Her only happiness was reading her Bible, listening to ministers on her radio, and me, her oldest granddaughter, whom she called "my little comfort". She used all of her skills for my benefit. From infancy on I was sick just about all of the time in winter - hospitalized with pneumonia at least once a year, wheezing and allergic the rest of the time. I know her devoted round-the-clock nursing kept me alive. She was also my teacher, reading stories to entertain me when I was sickest, then teaching me during my long convalescences. The school let her keep a set of schoolbooks at home each year. Drawing on her years of teaching children of all ages, she prepared my lessons each night, after her long days of doing all the housework and cooking (to spare my mother's back) that started at dawn. She then taught me as she worked. I always returned to school ahead of the class in my lessons. She had taught me to read and write before I started Kindergarten. She gave me most of my happy childhood memories, always ready to take a few minutes to play a game, read a story, make a snack or play the piano and sing with me. She was the hardest working person I ever knew, yet her rough, callused hands were always there gently cooling my fevers, drying my tears and soothing my childhood's fears and heartaches.

Floy (Florence) "Floss" Helen MacDougal [1886-1965] 6 children (1 died at birth), 7 grandchildren
My father's mother was born on a potato farm in northern Maine on the Canadian border. She was the next to youngest of 9 children born to a Canadian-English mother whose parents emigrated to New Brunswick shortly before she was born, and a Canadian-Scottish Civil War veteran father, whose grandfather had been in a Highland Regiment sent by the British to New Brunswick during the Revolutionary War. 3 or 4 of her older siblings died in a diphtheria epidemic a few years before she was born.

Photo: An Aroostook Co. ME country school.

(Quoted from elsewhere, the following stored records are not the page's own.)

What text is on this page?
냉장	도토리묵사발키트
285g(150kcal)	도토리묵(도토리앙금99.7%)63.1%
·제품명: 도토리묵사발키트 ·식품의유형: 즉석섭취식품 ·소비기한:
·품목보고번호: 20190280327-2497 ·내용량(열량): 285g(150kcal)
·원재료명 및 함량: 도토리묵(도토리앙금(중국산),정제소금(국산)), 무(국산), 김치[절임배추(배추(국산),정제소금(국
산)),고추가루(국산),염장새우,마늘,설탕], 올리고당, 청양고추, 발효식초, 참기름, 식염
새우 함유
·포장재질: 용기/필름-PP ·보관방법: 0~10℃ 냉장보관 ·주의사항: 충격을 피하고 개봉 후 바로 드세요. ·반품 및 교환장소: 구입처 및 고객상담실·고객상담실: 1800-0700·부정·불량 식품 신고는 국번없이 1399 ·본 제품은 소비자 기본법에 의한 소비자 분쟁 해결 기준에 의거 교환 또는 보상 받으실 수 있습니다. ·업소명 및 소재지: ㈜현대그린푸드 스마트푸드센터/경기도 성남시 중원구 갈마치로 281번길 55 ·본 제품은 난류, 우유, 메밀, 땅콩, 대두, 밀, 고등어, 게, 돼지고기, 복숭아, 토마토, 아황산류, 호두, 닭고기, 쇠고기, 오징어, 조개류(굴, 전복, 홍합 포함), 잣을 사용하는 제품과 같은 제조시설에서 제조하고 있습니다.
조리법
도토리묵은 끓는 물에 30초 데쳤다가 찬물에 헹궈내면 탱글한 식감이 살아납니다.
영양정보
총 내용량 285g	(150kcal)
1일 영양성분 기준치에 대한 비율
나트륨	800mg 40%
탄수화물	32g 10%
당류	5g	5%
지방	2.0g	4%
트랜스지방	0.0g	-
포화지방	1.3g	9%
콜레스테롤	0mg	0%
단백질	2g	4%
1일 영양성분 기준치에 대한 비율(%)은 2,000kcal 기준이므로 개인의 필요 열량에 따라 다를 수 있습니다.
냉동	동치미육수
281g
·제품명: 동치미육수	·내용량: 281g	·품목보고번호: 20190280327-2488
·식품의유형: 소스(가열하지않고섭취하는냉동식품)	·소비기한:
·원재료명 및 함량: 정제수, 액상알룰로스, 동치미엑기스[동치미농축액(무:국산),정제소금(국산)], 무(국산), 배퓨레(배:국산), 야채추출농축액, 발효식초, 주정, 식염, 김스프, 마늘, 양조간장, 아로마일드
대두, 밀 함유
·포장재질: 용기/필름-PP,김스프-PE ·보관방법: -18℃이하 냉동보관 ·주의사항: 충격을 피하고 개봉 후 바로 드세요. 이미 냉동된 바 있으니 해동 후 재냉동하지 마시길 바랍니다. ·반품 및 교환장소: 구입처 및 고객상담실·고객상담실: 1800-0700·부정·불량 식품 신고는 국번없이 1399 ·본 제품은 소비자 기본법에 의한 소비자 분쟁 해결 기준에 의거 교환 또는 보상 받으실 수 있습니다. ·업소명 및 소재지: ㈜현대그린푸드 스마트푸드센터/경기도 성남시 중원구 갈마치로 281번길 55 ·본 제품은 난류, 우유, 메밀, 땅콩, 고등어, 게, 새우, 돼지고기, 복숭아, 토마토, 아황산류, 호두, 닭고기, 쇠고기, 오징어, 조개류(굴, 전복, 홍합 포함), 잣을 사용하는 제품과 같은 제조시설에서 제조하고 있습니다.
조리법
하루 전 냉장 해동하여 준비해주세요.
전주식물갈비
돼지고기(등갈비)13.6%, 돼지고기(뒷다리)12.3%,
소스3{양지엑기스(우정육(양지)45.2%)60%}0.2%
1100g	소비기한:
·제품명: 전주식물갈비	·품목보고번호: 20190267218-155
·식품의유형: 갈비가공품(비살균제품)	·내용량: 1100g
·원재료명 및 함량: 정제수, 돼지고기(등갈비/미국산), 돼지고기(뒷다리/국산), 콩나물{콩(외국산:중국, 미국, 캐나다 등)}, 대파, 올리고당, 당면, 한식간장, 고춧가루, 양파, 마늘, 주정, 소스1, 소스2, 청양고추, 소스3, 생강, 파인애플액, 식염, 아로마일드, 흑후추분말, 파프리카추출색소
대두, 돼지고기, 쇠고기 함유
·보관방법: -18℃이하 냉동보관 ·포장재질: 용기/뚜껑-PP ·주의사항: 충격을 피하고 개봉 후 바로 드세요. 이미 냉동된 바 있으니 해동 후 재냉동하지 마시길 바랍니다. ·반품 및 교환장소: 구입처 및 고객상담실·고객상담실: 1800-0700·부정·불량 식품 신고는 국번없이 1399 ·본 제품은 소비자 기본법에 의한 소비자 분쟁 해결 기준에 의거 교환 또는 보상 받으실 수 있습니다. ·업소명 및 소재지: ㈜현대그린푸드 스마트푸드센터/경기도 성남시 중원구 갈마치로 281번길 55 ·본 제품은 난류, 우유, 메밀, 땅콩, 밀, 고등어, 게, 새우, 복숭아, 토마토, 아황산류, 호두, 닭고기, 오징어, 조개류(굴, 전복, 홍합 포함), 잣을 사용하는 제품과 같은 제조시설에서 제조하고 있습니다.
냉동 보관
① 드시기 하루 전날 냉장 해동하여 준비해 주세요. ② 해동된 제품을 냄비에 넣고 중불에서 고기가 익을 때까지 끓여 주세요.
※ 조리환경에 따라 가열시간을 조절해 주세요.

She once told me she had never been off the family farm until she went to school. She did well in school and became a one-room schoolteacher. Intelligent girls who could pass the rigorous teachers' examination (for a good description, see Laura Ingalls Wilder's book Little Town on the Prairie) could have a job, as long as they remained single, at no cost to their families for higher education. It also relieved their families of the cost of feeding them, as teachers had to room and board in their school district. My father remembered hearing his mother recite poems and speeches from memory when he was a little boy. He especially liked Longfellow's "The Wreck of the Hesperus" (1842) and "The Midnight Ride of Paul Revere" (1861).
She married a month before her 20th birthday and became a potato farmer's wife. She had 6 children in 18 years, her 4th dying at birth. At 52, after 33 years of marriage her husband died of pneumonia in 1939, when my father was 18. Once again, a few years later penicillin might have saved him. Unable to pay the mortgage, their farm was lost. She then moved to Portland, ME so her youngest daughter could attend hairdressing school. They lived in a tiny one-room 3rd floor apartment with the bathroom in the hall, and for years she worked as housekeeper and cook for a wealthy family. Her hands were always busy knitting slippers, braiding rugs and making artificial flowers to earn a bit of money.
Her 3 daughters all married very well-to-do men, and later in life she had her own room in each of their spacious homes. She divided her time between Limestone, Fryeburg and Freeport, ME. She was a widow for 26 years . I was rarely able to visit her, but once, at 15, I "interviewed" her, learning the names of her grandparents and a few dates, but not really knowing what to ask way back then.

Riddle answer: "Is that you, Mother?"